McKee, who plays piano and accordion, sees plenty of similarities between Florida and Louisiana — climate, weather, hanging moss and interest in her kind of music, which she has labeled "swamp root."

"The food might be a little bit spicier in one place or a little bit fresher in one place, but it's all good," McKee says.

The food

In the park's French Quarter Courtyard, Universal has developed a menu that spotlights classic Mardi Gras cuisine.

"Over the years, as we've grown here, we've gotten some requests along the way. We try to include them all and have them all during Mardi Gras," says Steven Jayson, executive chef. "The type of dishes you would expect to find, and the type of dishes that are so traditional and so classic to go along with Mardi Gras — being gumbos, jambalaya, beignets, dirty rice, the king cake, these type of dishes."
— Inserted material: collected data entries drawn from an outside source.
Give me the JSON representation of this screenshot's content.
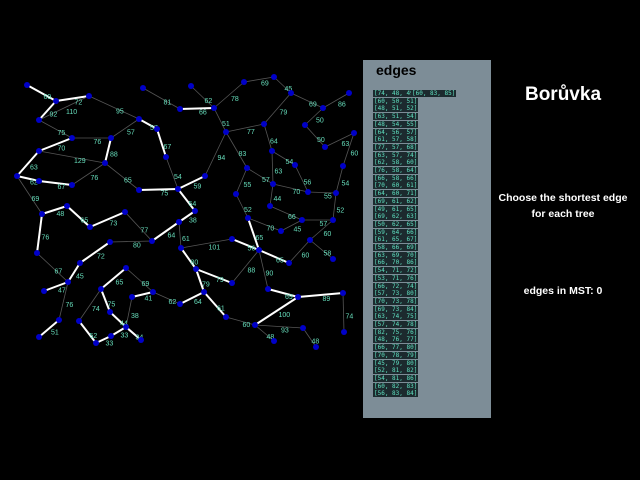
{
  "panel": {
    "title": "edges",
    "edges_col1": [
      "[74, 48, 49]",
      "[60, 50, 51]",
      "[48, 51, 52]",
      "[63, 51, 54]",
      "[48, 54, 55]",
      "[64, 56, 57]",
      "[61, 57, 58]",
      "[77, 57, 68]",
      "[63, 57, 74]",
      "[62, 58, 60]",
      "[76, 58, 64]",
      "[66, 58, 66]",
      "[70, 60, 61]",
      "[64, 60, 71]",
      "[69, 61, 62]",
      "[49, 61, 65]",
      "[69, 62, 63]",
      "[50, 62, 65]",
      "[59, 64, 66]",
      "[61, 65, 67]",
      "[58, 66, 69]",
      "[63, 69, 70]",
      "[66, 70, 86]",
      "[54, 71, 72]",
      "[53, 71, 76]",
      "[66, 72, 74]",
      "[57, 73, 80]",
      "[70, 73, 78]",
      "[69, 73, 84]",
      "[63, 74, 75]",
      "[57, 74, 78]",
      "[82, 75, 76]",
      "[48, 76, 77]",
      "[66, 77, 80]",
      "[70, 78, 79]",
      "[45, 79, 80]",
      "[52, 81, 82]",
      "[54, 81, 86]",
      "[60, 82, 83]",
      "[56, 83, 84]"
    ],
    "edges_col2": [
      "[60, 83, 85]"
    ]
  },
  "title": "Borůvka",
  "instruction_line1": "Choose the shortest edge",
  "instruction_line2": "for each tree",
  "mst_count_label": "edges in MST: 0",
  "colors": {
    "node": "#0000c8",
    "edge": "#555555",
    "mst_edge": "#ffffff",
    "weight_label": "#66ddbb",
    "panel": "#7d8d97"
  },
  "graph": {
    "edges": [
      [
        "A",
        "B",
        69,
        1
      ],
      [
        "B",
        "C",
        72,
        1
      ],
      [
        "B",
        "D",
        92,
        1
      ],
      [
        "C",
        "D",
        110,
        0
      ],
      [
        "C",
        "L",
        95,
        0
      ],
      [
        "D",
        "E",
        75,
        0
      ],
      [
        "E",
        "F",
        76,
        0
      ],
      [
        "E",
        "G",
        70,
        1
      ],
      [
        "F",
        "H",
        88,
        1
      ],
      [
        "G",
        "H",
        129,
        0
      ],
      [
        "G",
        "I",
        63,
        1
      ],
      [
        "I",
        "J",
        62,
        1
      ],
      [
        "J",
        "K",
        67,
        1
      ],
      [
        "K",
        "H",
        76,
        0
      ],
      [
        "H",
        "O",
        65,
        0
      ],
      [
        "O",
        "P",
        75,
        1
      ],
      [
        "L",
        "M",
        57,
        1
      ],
      [
        "L",
        "F",
        57,
        0
      ],
      [
        "M",
        "N",
        67,
        1
      ],
      [
        "N",
        "P",
        54,
        0
      ],
      [
        "Q",
        "S",
        81,
        0
      ],
      [
        "S",
        "T",
        66,
        1
      ],
      [
        "R",
        "T",
        62,
        0
      ],
      [
        "T",
        "U",
        78,
        0
      ],
      [
        "U",
        "V",
        69,
        0
      ],
      [
        "V",
        "W",
        45,
        0
      ],
      [
        "W",
        "X",
        69,
        0
      ],
      [
        "X",
        "Y",
        86,
        0
      ],
      [
        "X",
        "Z",
        50,
        0
      ],
      [
        "Z",
        "AC",
        50,
        0
      ],
      [
        "AC",
        "AD",
        63,
        0
      ],
      [
        "AD",
        "AE",
        60,
        0
      ],
      [
        "AE",
        "AM",
        54,
        0
      ],
      [
        "T",
        "AB",
        51,
        0
      ],
      [
        "AB",
        "AA",
        77,
        0
      ],
      [
        "AA",
        "W",
        79,
        0
      ],
      [
        "AA",
        "AF",
        64,
        0
      ],
      [
        "AF",
        "AG",
        54,
        0
      ],
      [
        "AG",
        "AL",
        56,
        0
      ],
      [
        "AL",
        "AM",
        55,
        0
      ],
      [
        "AB",
        "AH",
        83,
        0
      ],
      [
        "AH",
        "AJ",
        57,
        0
      ],
      [
        "AF",
        "AJ",
        63,
        0
      ],
      [
        "AJ",
        "AL",
        70,
        0
      ],
      [
        "AJ",
        "AN",
        44,
        0
      ],
      [
        "AH",
        "AK",
        55,
        0
      ],
      [
        "AB",
        "AI",
        94,
        0
      ],
      [
        "AI",
        "P",
        59,
        1
      ],
      [
        "P",
        "CA",
        54,
        1
      ],
      [
        "CA",
        "CB",
        38,
        1
      ],
      [
        "AK",
        "CC",
        52,
        0
      ],
      [
        "CC",
        "CF",
        70,
        0
      ],
      [
        "AN",
        "CE",
        66,
        0
      ],
      [
        "CF",
        "CE",
        45,
        0
      ],
      [
        "CE",
        "CG",
        57,
        0
      ],
      [
        "CG",
        "CH",
        60,
        0
      ],
      [
        "CH",
        "CI",
        58,
        0
      ],
      [
        "CH",
        "CL",
        60,
        0
      ],
      [
        "CG",
        "AM",
        52,
        0
      ],
      [
        "CC",
        "CK",
        65,
        1
      ],
      [
        "CJ",
        "CK",
        56,
        1
      ],
      [
        "CK",
        "CL",
        65,
        1
      ],
      [
        "CK",
        "CO",
        88,
        0
      ],
      [
        "CK",
        "CR",
        90,
        0
      ],
      [
        "CR",
        "CS",
        69,
        1
      ],
      [
        "CS",
        "CT",
        89,
        1
      ],
      [
        "CT",
        "CX",
        74,
        0
      ],
      [
        "CS",
        "CV",
        100,
        1
      ],
      [
        "CV",
        "CU",
        60,
        0
      ],
      [
        "CV",
        "CW",
        93,
        0
      ],
      [
        "CV",
        "CY",
        48,
        0
      ],
      [
        "CW",
        "CZ",
        48,
        0
      ],
      [
        "CB",
        "CM",
        61,
        0
      ],
      [
        "CM",
        "CJ",
        101,
        0
      ],
      [
        "CM",
        "CN",
        80,
        1
      ],
      [
        "CN",
        "CO",
        79,
        1
      ],
      [
        "CN",
        "CP",
        79,
        1
      ],
      [
        "CP",
        "CQ",
        64,
        1
      ],
      [
        "CP",
        "CU",
        61,
        1
      ],
      [
        "BA",
        "BB",
        48,
        1
      ],
      [
        "BB",
        "BC",
        65,
        1
      ],
      [
        "BC",
        "BD",
        73,
        1
      ],
      [
        "BD",
        "BE",
        77,
        0
      ],
      [
        "BE",
        "BF",
        64,
        1
      ],
      [
        "BA",
        "BH",
        76,
        1
      ],
      [
        "BG",
        "BE",
        80,
        0
      ],
      [
        "BG",
        "BI",
        72,
        1
      ],
      [
        "BI",
        "BJ",
        45,
        1
      ],
      [
        "BH",
        "BJ",
        67,
        0
      ],
      [
        "BJ",
        "BK",
        47,
        1
      ],
      [
        "BJ",
        "BL",
        76,
        0
      ],
      [
        "BL",
        "BM",
        51,
        1
      ],
      [
        "BN",
        "BO",
        65,
        1
      ],
      [
        "BO",
        "BR",
        75,
        1
      ],
      [
        "BR",
        "BT",
        44,
        1
      ],
      [
        "BN",
        "BP",
        69,
        0
      ],
      [
        "BP",
        "BQ",
        41,
        1
      ],
      [
        "BQ",
        "BT",
        38,
        0
      ],
      [
        "BT",
        "BW",
        34,
        1
      ],
      [
        "BT",
        "BU",
        33,
        1
      ],
      [
        "BU",
        "BV",
        33,
        1
      ],
      [
        "BV",
        "BS",
        52,
        1
      ],
      [
        "BS",
        "BO",
        74,
        0
      ],
      [
        "BP",
        "CQ",
        62,
        0
      ],
      [
        "I",
        "BA",
        69,
        0
      ]
    ]
  }
}
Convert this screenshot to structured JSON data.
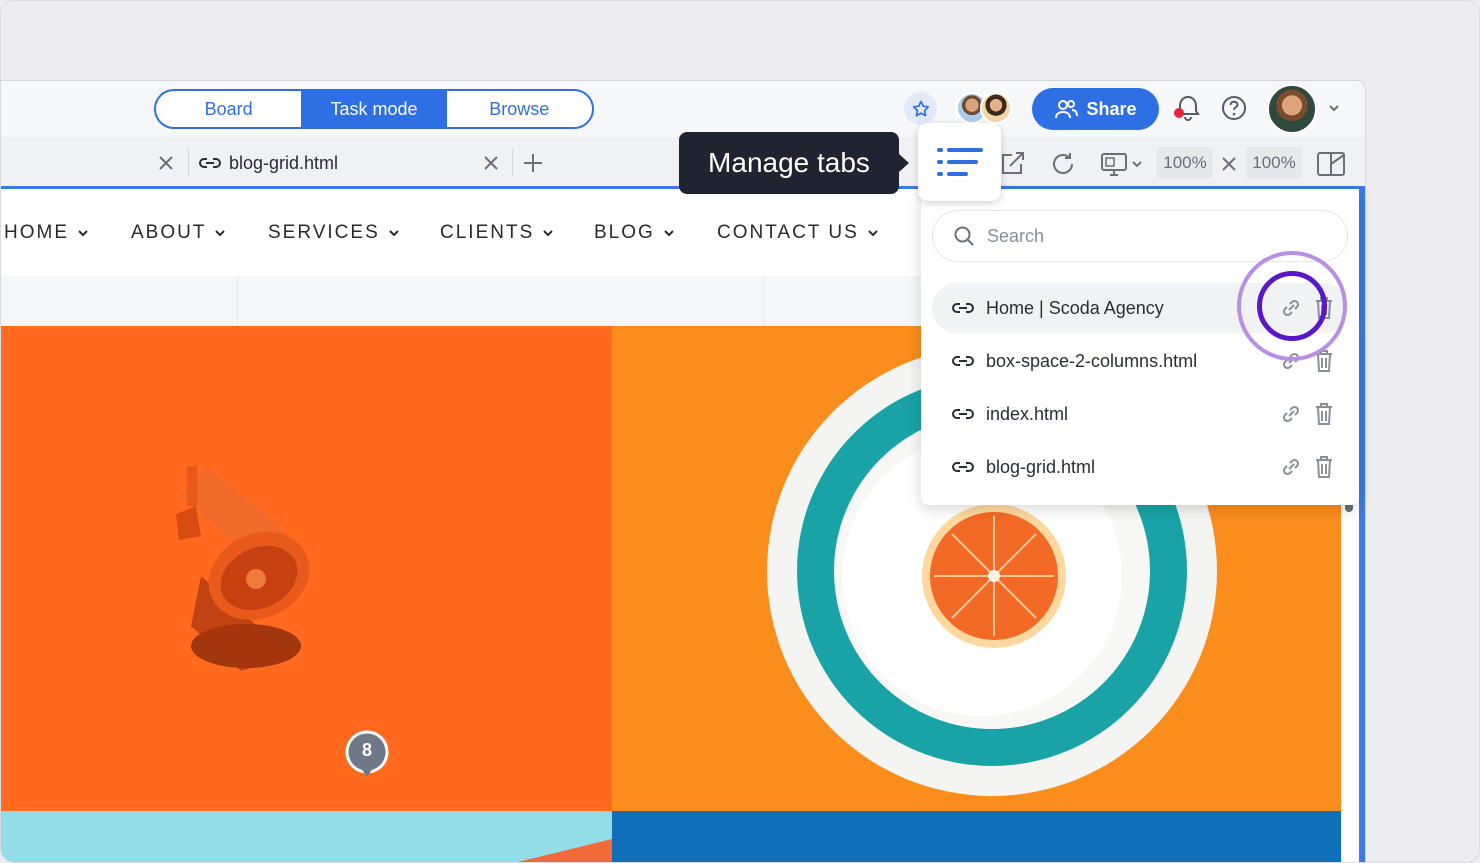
{
  "header": {
    "modes": [
      "Board",
      "Task mode",
      "Browse"
    ],
    "active_mode": "Task mode",
    "share_label": "Share"
  },
  "tabs": {
    "open_tab_label": "blog-grid.html"
  },
  "toolbar": {
    "zoom_width": "100%",
    "zoom_height": "100%"
  },
  "tooltip": {
    "label": "Manage tabs"
  },
  "site": {
    "nav": [
      "HOME",
      "ABOUT",
      "SERVICES",
      "CLIENTS",
      "BLOG",
      "CONTACT US"
    ],
    "comment_count": "8"
  },
  "tab_manager": {
    "search_placeholder": "Search",
    "items": [
      "Home | Scoda Agency",
      "box-space-2-columns.html",
      "index.html",
      "blog-grid.html"
    ]
  },
  "colors": {
    "accent": "#2f6fe4",
    "highlight_ring": "#5a17c8",
    "notification_dot": "#e5253a"
  }
}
His team also has made visits to New Orleans to sample the local fare.

"We've tried to duplicate that here," he says.

When it comes to spicing it up, compromise is called for.

"Here we're trying to feed many, many, many, many people, so we're trying to keep it in the middle of the road so that it has that little zip — that little heat you would expect but not to the point where it knocks you out," Jayson says.

Heat is no issue for the sweet stuff like beignets and king cake, which traditionally has a surprise baked in – a tiny plastic baby.

"The person that gets the slice with the baby in it is the person that has to host the party the next year for the next Mardi Gras," Jayson says.

But Universal's king cake is baby-free. It might be a health hazard, but it could be all about the logistics.

"I don't think they want to have 25,000 people showing up at their house. ….'Hey! I'm having a party,'" Jayson says.

dbevil@tribune.com or 407-420-5477

Universal's Mardi Gras

Where: Universal Studios, intersection of Kirkman Road and Interstate 4, Orlando

When: Select nights — and every Saturday — through April 20. Parade starts at 7:45 p.m., concert at 8:30 p.m.

Cost: Included in regular Universal admission. A one-day, one-park ticket is $89 ($83 for ages 3-9).